Tchemerzine I, 78b. Moreau, IV, n°12 bis : attribue cette plaquette à Jean Bossozel d'après les bois et caractères employés (vers 1531). Voir Gay I, 824-825. Pas dans Adams, Mortimer et Durling. Plaquette très rare qui contient trois poèmes du XVe siècle : le premier "est un dialogue qui, de strophe en strophe, oppose les arguments de la tradition misogyne (la femme séductrice qui mène l'homme à sa perte) à ceux de la régénérescence de l'humanité grâce à Marie". Cf.

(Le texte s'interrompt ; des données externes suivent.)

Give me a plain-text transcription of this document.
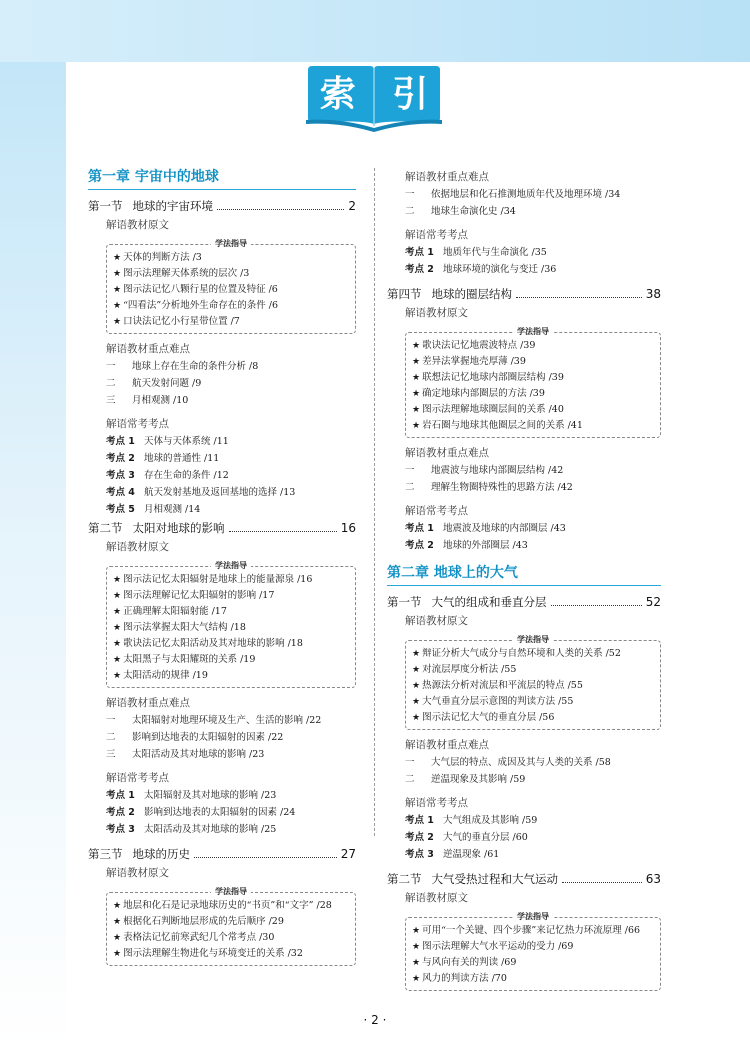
索 引
第一章 宇宙中的地球
第一节 地球的宇宙环境	2
解语教材原文
学法指导
★ 天体的判断方法 /3
★ 图示法理解天体系统的层次 /3
★ 图示法记忆八颗行星的位置及特征 /6
★ “四看法”分析地外生命存在的条件 /6
★ 口诀法记忆小行星带位置 /7
解语教材重点难点
一 地球上存在生命的条件分析 /8
二 航天发射问题 /9
三 月相观测 /10
解语常考考点
考点 1 天体与天体系统 /11
考点 2 地球的普通性 /11
考点 3 存在生命的条件 /12
考点 4 航天发射基地及返回基地的选择 /13
考点 5 月相观测 /14
第二节 太阳对地球的影响	16
解语教材原文
学法指导
★ 图示法记忆太阳辐射是地球上的能量源泉 /16
★ 图示法理解记忆太阳辐射的影响 /17
★ 正确理解太阳辐射能 /17
★ 图示法掌握太阳大气结构 /18
★ 歌诀法记忆太阳活动及其对地球的影响 /18
★ 太阳黑子与太阳耀斑的关系 /19
★ 太阳活动的规律 /19
解语教材重点难点
一 太阳辐射对地理环境及生产、生活的影响 /22
二 影响到达地表的太阳辐射的因素 /22
三 太阳活动及其对地球的影响 /23
解语常考考点
考点 1 太阳辐射及其对地球的影响 /23
考点 2 影响到达地表的太阳辐射的因素 /24
考点 3 太阳活动及其对地球的影响 /25
第三节 地球的历史	27
解语教材原文
学法指导
★ 地层和化石是记录地球历史的“书页”和“文字” /28
★ 根据化石判断地层形成的先后顺序 /29
★ 表格法记忆前寒武纪几个常考点 /30
★ 图示法理解生物进化与环境变迁的关系 /32
解语教材重点难点
一 依据地层和化石推测地质年代及地理环境 /34
二 地球生命演化史 /34
解语常考考点
考点 1 地质年代与生命演化 /35
考点 2 地球环境的演化与变迁 /36
第四节 地球的圈层结构	38
解语教材原文
学法指导
★ 歌诀法记忆地震波特点 /39
★ 差异法掌握地壳厚薄 /39
★ 联想法记忆地球内部圈层结构 /39
★ 确定地球内部圈层的方法 /39
★ 图示法理解地球圈层间的关系 /40
★ 岩石圈与地球其他圈层之间的关系 /41
解语教材重点难点
一 地震波与地球内部圈层结构 /42
二 理解生物圈特殊性的思路方法 /42
解语常考考点
考点 1 地震波及地球的内部圈层 /43
考点 2 地球的外部圈层 /43
第二章 地球上的大气
第一节 大气的组成和垂直分层	52
解语教材原文
学法指导
★ 辩证分析大气成分与自然环境和人类的关系 /52
★ 对流层厚度分析法 /55
★ 热源法分析对流层和平流层的特点 /55
★ 大气垂直分层示意图的判读方法 /55
★ 图示法记忆大气的垂直分层 /56
解语教材重点难点
一 大气层的特点、成因及其与人类的关系 /58
二 逆温现象及其影响 /59
解语常考考点
考点 1 大气组成及其影响 /59
考点 2 大气的垂直分层 /60
考点 3 逆温现象 /61
第二节 大气受热过程和大气运动	63
解语教材原文
学法指导
★ 可用“一个关键、四个步骤”来记忆热力环流原理 /66
★ 图示法理解大气水平运动的受力 /69
★ 与风向有关的判读 /69
★ 风力的判读方法 /70
· 2 ·
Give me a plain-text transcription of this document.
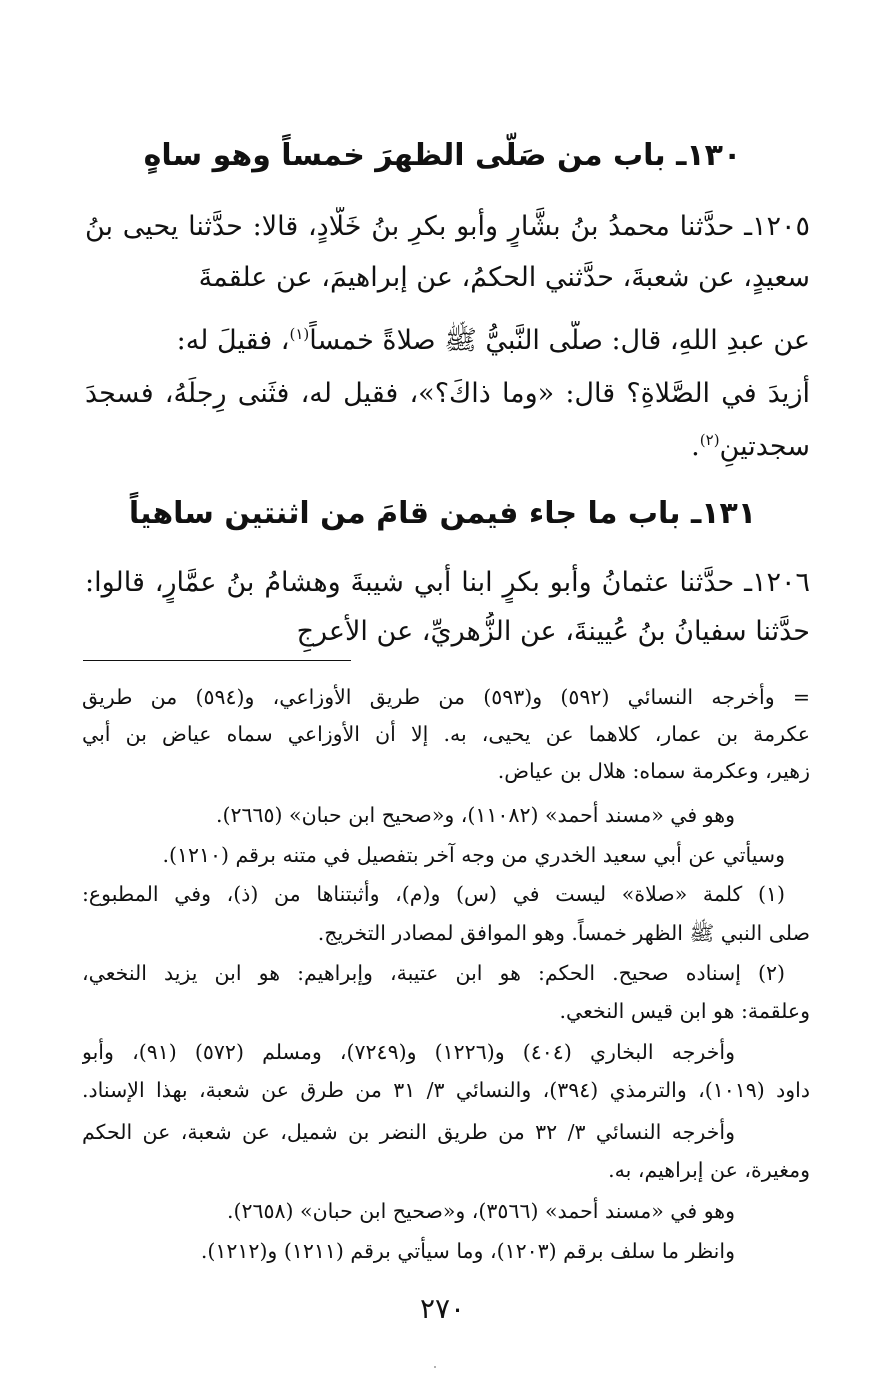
١٣٠ـ باب من صَلّى الظهرَ خمساً وهو ساهٍ
١٢٠٥ـ حدَّثنا محمدُ بنُ بشَّارٍ وأبو بكرِ بنُ خَلَّادٍ، قالا: حدَّثنا يحيى بنُ
سعيدٍ، عن شعبةَ، حدَّثني الحكمُ، عن إبراهيمَ، عن علقمةَ
عن عبدِ اللهِ، قال: صلَّى النَّبيُّ ﷺ صلاةً خمساً$^{(١)}$، فقيلَ له:
أزيدَ في الصَّلاةِ؟ قال: «وما ذاكَ؟»، فقيل له، فثَنى رِجلَهُ، فسجدَ
سجدتينِ$^{(٢)}$.
١٣١ـ باب ما جاء فيمن قامَ من اثنتين ساهياً
١٢٠٦ـ حدَّثنا عثمانُ وأبو بكرٍ ابنا أبي شيبةَ وهشامُ بنُ عمَّارٍ، قالوا:
حدَّثنا سفيانُ بنُ عُيينةَ، عن الزُّهريِّ، عن الأعرجِ
= وأخرجه النسائي (٥٩٢) و(٥٩٣) من طريق الأوزاعي، و(٥٩٤) من طريق
عكرمة بن عمار، كلاهما عن يحيى، به. إلا أن الأوزاعي سماه عياض بن أبي
زهير، وعكرمة سماه: هلال بن عياض.
وهو في «مسند أحمد» (١١٠٨٢)، و«صحيح ابن حبان» (٢٦٦٥).
وسيأتي عن أبي سعيد الخدري من وجه آخر بتفصيل في متنه برقم (١٢١٠).
(١) كلمة «صلاة» ليست في (س) و(م)، وأثبتناها من (ذ)، وفي المطبوع:
صلى النبي ﷺ الظهر خمساً. وهو الموافق لمصادر التخريج.
(٢) إسناده صحيح. الحكم: هو ابن عتيبة، وإبراهيم: هو ابن يزيد النخعي،
وعلقمة: هو ابن قيس النخعي.
وأخرجه البخاري (٤٠٤) و(١٢٢٦) و(٧٢٤٩)، ومسلم (٥٧٢) (٩١)، وأبو
داود (١٠١٩)، والترمذي (٣٩٤)، والنسائي ٣/ ٣١ من طرق عن شعبة، بهذا الإسناد.
وأخرجه النسائي ٣/ ٣٢ من طريق النضر بن شميل، عن شعبة، عن الحكم
ومغيرة، عن إبراهيم، به.
وهو في «مسند أحمد» (٣٥٦٦)، و«صحيح ابن حبان» (٢٦٥٨).
وانظر ما سلف برقم (١٢٠٣)، وما سيأتي برقم (١٢١١) و(١٢١٢).
٢٧٠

Dict. des lettres françaises, Le Moyen Age, p. 604. Les deux autres ne sont pas l'oeuvre de Guillaume Alexis : il s'agit d'un Ave Maria (f. 7 r. - 8 v.) et d'une Medecine pour les dentz (f. 6 v. - 7 v.).
Ce dernier poème est l'un des premiers textes français imprimés sur l'art dentaire.
On ne sait rien de la vie de Guillaume Alecis ou Alexis. "Alecis pourrait être la forme latine de Hareng, nom d'une famille très nombreuse dans l'Eure, originaire de La Chapelle-Hareng ou Chapelle-Alexis. De fait, Guillaume nous apprend qu'il fut moine de l'abbaye bénédictine de Lyre. Il se dit également prieur de Bucy, localité qui reste mystérieuse. Né sans doute au début du XVe siècle, il serait mort en 1486 lors d'un pèlerinage à Jérusalem (...) Mais seul Destrées, l'auteur du Contreblason, parle de cette mort en Terre Sainte. Toute l'oeuvre de Guillaume Alecis est d'inspiration morale et religieuse. Il sait mettre au service d'ouvrages d'édification et de méditation (...) une grande maîtrise du vers, des jeux sur la langue et une connaissance fine de la littérature de son temps". Cf. Le Moyen Age, p. 603.
Bel exemplaire en maroquin rouge de Chambolle-Duru.